How exactly is it dangerous? Chapter and verse please. In any case as I have already said here, you don't have any alternative, unless you write a 'null' to the ObjectOutputStream, in which case you are removing all the other useful uses of that action.
Tom 1. Please stop waffling and answer the question. Tell us exactly what is 'dangerous' about this: catch (EOFException exc) { break; } 2. Please tell us how to read an entire ObjectInputStream without catching EOFException and without constraining the writer of that stream as to how to do it. You can't. It can't be done. EOFException is the only mechanism.
6

If you write a null object at the end of the file, when you read it back you will get a null value and can terminate your loop.

Just add: out.writeObject(null);

when you serialize the data.

2 Comments

I do not understand why this does not get more upvotes. Simple and works like a charm for me.
@ChristophHenkelmann Because it means you can't write a null anywhere else in the stream, and because you still have to handle `EOFException in case the writing application failed to finish writing the file.
1

It's curious that the API doesn't supply a more elegant solution to this. I guess the EOFException would work but I've always been encouraged to see exceptions as unexpected events whereas here you would often expect the object stream to come to an end.

I tried to work around this by writing a kind of "marker" object to signify the end of the object stream:

import java.io.Serializable;

public enum ObjectStreamStatus implements Serializable {
    EOF
}


Then in the code reading the object i checked for this EOF object in the object reading loop.

1 Comment

The API can't provide a 'more elegant solution than this'. An out of band result is required. An exception is the only possibility.
0

No, you need to know how many objects there is in the binary file. You could write the number of objects at the beginning of the file (using writeInt for example) and read it while loading it.

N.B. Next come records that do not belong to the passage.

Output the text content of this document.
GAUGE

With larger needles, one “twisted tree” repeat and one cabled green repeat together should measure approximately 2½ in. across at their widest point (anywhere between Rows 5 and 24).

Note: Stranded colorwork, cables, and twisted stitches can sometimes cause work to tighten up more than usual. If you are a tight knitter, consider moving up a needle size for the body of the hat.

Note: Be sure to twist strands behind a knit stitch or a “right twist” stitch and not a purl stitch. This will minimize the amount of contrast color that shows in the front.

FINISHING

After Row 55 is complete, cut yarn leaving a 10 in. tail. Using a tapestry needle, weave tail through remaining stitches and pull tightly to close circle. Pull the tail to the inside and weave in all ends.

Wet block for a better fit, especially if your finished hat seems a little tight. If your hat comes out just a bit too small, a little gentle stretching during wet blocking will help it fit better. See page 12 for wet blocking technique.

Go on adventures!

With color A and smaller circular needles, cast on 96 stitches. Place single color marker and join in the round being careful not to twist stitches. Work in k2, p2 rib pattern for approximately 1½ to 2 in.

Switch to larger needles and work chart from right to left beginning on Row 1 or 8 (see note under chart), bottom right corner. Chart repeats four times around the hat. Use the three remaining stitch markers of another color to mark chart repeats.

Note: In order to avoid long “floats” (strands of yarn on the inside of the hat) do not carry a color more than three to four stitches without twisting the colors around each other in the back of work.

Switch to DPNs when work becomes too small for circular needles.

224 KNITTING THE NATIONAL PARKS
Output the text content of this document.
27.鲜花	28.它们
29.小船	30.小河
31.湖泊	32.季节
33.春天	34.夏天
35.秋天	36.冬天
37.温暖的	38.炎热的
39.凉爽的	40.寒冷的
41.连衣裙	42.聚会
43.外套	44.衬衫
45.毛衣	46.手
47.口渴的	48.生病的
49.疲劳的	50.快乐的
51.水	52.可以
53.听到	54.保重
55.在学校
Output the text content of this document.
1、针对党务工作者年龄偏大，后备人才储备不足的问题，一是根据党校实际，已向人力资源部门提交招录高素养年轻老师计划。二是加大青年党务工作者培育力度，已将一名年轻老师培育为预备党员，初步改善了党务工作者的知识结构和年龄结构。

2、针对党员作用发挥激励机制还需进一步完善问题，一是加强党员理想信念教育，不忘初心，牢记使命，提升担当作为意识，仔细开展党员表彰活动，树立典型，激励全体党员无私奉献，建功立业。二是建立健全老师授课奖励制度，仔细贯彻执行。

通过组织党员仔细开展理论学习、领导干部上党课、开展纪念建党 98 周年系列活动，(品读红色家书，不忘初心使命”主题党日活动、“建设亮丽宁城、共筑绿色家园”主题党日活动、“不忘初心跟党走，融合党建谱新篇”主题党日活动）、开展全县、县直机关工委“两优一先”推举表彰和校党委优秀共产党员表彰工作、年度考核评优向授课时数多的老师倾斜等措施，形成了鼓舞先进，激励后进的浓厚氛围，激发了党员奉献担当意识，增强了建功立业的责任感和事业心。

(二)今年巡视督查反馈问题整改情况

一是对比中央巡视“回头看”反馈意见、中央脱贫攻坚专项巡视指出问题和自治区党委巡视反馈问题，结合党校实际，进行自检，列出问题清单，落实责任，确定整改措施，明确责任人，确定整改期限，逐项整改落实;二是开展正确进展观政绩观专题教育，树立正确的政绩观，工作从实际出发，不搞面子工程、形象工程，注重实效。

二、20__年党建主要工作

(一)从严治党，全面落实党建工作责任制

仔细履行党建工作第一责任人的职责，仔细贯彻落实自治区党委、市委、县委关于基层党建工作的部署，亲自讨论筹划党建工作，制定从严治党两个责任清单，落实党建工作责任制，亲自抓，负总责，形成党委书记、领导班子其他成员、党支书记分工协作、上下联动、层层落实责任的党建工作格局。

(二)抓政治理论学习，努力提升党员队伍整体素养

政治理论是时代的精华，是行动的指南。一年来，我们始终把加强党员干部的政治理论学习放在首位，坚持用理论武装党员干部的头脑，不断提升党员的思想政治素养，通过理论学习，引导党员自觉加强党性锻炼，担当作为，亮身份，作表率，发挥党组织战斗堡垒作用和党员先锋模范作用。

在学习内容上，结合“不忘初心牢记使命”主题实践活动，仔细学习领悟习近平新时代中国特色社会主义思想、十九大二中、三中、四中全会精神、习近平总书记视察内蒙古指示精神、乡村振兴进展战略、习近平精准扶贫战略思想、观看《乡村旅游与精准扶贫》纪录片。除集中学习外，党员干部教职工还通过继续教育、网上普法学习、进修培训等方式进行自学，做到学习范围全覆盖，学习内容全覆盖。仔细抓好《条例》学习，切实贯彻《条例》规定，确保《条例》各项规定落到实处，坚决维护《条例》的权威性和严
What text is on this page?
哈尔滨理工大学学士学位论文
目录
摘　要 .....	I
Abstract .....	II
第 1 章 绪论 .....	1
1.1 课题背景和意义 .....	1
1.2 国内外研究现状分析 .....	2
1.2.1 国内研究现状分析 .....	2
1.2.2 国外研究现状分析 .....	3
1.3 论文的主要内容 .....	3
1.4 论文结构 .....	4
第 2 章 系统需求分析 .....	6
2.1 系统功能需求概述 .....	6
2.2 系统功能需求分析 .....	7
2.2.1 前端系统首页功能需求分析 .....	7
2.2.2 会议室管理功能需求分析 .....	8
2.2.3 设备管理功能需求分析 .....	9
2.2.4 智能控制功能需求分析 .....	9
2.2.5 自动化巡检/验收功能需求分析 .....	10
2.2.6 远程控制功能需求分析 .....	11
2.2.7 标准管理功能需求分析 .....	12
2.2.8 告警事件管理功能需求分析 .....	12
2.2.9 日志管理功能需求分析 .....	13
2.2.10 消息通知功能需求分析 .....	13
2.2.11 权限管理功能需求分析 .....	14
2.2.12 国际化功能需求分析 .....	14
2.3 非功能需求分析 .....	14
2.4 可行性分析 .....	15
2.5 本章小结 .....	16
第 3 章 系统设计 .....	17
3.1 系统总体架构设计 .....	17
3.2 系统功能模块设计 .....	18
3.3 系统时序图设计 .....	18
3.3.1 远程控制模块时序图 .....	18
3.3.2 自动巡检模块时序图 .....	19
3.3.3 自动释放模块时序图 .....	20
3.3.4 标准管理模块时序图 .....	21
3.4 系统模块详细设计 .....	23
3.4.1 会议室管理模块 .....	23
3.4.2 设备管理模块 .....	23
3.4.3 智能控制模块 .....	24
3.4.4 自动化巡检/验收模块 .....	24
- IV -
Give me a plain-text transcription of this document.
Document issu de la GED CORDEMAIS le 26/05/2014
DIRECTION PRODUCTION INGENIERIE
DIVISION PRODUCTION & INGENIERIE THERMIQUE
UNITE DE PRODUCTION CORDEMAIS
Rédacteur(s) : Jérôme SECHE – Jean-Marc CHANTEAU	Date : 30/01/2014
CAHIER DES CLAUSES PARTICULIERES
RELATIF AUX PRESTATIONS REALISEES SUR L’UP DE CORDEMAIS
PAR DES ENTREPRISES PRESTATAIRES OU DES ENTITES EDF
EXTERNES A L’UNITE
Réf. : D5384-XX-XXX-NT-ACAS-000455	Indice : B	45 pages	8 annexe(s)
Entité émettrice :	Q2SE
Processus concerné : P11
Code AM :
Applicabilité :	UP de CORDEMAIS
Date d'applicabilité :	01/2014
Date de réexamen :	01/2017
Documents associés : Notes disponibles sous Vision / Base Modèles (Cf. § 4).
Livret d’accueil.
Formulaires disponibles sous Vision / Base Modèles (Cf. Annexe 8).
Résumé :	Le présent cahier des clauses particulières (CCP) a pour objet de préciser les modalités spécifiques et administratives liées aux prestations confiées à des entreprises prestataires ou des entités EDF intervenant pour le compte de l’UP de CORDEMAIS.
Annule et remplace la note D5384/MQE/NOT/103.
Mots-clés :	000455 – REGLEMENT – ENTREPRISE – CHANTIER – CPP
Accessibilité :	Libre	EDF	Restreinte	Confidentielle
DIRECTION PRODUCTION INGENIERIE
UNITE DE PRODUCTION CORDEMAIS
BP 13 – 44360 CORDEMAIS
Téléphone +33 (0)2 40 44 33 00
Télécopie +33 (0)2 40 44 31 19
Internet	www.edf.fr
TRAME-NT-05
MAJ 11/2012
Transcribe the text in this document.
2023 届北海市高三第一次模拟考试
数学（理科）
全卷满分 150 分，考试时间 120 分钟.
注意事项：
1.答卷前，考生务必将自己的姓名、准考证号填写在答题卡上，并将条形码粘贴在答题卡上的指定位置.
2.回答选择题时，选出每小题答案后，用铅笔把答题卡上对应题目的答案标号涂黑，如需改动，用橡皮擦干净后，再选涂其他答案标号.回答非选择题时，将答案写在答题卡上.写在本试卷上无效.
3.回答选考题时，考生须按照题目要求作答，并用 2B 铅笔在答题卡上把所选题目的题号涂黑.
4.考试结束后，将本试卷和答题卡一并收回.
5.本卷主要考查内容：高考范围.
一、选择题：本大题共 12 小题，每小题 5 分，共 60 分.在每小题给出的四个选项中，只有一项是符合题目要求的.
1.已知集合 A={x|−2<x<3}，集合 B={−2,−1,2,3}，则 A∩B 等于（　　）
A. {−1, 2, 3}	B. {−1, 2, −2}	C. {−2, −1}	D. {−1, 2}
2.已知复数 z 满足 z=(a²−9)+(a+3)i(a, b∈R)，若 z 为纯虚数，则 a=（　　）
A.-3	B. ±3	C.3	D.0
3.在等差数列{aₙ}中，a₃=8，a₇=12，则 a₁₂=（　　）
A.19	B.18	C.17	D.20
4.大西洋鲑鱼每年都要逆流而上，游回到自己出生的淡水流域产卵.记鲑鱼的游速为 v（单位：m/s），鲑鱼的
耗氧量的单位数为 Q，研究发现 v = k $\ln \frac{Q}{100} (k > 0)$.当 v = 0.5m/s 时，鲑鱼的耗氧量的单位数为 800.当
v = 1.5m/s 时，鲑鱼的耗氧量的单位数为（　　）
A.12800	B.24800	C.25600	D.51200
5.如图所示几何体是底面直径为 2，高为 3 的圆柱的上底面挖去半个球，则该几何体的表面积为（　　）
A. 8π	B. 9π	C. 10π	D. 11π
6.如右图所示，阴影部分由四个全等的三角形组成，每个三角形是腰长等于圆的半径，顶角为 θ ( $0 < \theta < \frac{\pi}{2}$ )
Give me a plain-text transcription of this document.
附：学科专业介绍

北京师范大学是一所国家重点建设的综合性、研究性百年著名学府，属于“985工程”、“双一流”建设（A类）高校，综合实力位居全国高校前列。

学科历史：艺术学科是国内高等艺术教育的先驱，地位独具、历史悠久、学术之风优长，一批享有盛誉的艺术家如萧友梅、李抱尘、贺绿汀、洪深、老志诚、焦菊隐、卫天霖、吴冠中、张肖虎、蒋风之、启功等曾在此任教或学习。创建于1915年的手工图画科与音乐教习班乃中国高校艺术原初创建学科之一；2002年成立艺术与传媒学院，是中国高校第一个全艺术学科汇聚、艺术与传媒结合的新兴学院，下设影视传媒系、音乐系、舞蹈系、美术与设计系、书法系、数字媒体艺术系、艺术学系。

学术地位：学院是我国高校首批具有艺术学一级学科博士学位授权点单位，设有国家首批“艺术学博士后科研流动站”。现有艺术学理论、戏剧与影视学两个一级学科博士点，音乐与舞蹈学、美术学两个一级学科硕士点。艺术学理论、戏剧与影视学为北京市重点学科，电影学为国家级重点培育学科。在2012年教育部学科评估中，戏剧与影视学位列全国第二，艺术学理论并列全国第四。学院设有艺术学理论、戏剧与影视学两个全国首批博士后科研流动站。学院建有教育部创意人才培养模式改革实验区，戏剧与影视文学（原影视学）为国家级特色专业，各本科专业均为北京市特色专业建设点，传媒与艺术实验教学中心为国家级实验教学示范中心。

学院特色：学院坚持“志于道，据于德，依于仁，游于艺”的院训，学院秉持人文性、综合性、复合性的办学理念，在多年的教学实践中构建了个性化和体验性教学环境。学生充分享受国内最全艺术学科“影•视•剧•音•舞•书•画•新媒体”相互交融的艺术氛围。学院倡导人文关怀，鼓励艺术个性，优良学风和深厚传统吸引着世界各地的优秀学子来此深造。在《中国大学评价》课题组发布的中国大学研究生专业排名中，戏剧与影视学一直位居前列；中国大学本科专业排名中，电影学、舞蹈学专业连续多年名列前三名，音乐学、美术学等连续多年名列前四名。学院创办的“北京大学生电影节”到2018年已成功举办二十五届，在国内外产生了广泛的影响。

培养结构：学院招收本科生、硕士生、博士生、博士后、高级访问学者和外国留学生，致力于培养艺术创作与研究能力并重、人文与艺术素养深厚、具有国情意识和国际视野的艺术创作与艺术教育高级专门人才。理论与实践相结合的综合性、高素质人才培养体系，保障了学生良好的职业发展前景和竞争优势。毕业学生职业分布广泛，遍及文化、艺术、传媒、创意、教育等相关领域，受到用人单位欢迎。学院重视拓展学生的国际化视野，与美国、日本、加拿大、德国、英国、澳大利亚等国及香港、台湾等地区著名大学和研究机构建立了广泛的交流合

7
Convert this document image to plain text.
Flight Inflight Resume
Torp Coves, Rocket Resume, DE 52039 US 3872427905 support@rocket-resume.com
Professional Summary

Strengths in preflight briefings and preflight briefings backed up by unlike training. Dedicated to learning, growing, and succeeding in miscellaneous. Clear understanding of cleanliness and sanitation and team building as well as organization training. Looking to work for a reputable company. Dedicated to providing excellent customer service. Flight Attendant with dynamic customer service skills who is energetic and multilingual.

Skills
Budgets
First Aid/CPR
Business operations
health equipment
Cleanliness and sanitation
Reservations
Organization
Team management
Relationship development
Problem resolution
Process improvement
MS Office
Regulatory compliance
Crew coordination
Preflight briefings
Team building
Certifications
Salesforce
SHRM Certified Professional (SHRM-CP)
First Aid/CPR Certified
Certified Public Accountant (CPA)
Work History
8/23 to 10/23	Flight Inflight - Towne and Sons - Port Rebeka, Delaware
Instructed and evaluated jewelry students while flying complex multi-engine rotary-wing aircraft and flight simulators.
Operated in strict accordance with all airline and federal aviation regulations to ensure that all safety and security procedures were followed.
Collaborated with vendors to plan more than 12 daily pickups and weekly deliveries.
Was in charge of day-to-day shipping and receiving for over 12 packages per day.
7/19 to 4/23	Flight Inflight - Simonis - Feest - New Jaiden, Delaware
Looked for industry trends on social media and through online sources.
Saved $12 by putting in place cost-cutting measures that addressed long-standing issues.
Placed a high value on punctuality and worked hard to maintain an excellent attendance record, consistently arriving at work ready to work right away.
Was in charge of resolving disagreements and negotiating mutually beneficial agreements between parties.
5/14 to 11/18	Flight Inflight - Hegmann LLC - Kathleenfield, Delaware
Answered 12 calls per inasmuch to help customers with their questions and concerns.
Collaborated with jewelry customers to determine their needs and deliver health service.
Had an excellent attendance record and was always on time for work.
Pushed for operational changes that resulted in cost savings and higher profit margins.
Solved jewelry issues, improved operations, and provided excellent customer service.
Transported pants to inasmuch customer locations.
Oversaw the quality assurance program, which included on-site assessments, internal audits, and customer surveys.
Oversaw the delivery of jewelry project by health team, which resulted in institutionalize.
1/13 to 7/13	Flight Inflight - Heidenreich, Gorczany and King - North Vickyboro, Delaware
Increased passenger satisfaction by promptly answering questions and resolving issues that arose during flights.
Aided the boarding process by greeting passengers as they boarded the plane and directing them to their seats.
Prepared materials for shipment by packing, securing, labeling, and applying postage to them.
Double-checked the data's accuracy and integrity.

Another option is to call ois.available() and loop until it returns 0. However, I am not sure if this is 100% sure.

1 Comment

'No, you need to know how many objects there is in the binary file'. No you don't. 'I am not sure if this is 100% sure.' It isn't. There's a specific statement in the Javadoc about that.
0

It looks like the problem is with the data that you wrote out. Assuming the data is written as expected by this code, there shouldn't be a problem.

(I see you are reading Strings. This ObectInputStream isn't for reading text files. Use InputStreamReader and BufferedReader.readLine for that. Similarly if you have written the file with DataOutputSteam.writeUTF, read it with DataInputStream.readUTF)

3 Comments

Incorrect. EOFException is normal, and unless he wrote a null there is no reason to terminate the loop at null so his loop is wrong.
@EJP You what?! Why wouldn't a null be written if a null was expected to be read?
That's exactly my point. If you want a null to be read, write a null. If you want EOFException to be caught, close the stream. These are two different actions. Conflating them serves no useful purpose.
0

The available method of ObjectInputStream cannot used to terminate the loop as it returns 0 even if there are objects to be read in a file. Writing a null to a file doen't seem to be a good solution either since objects can be null which then would be interpreted as the end of file. I think catching the EOFException to terminate the loops is a better practice since if EOFException occurs(either because you reached the end of the file or some other reason), you have to terminate the loop anyway.

1 Comment

The available() method cannot be used for this purpose because that's not what it's for. See the Javadoc.
-1

The best possible way to end the loop could be done by adding a null object at the end. While reading the null object can be used as a boundary condition to exit the loop. Catching the EOFException also solves the purpose but it takes few m

2 Comments

you answer seems to be incomplete, the last sentence does not finish
And what you've written so far is incorrect, as it makes it impossible to write null in any other place.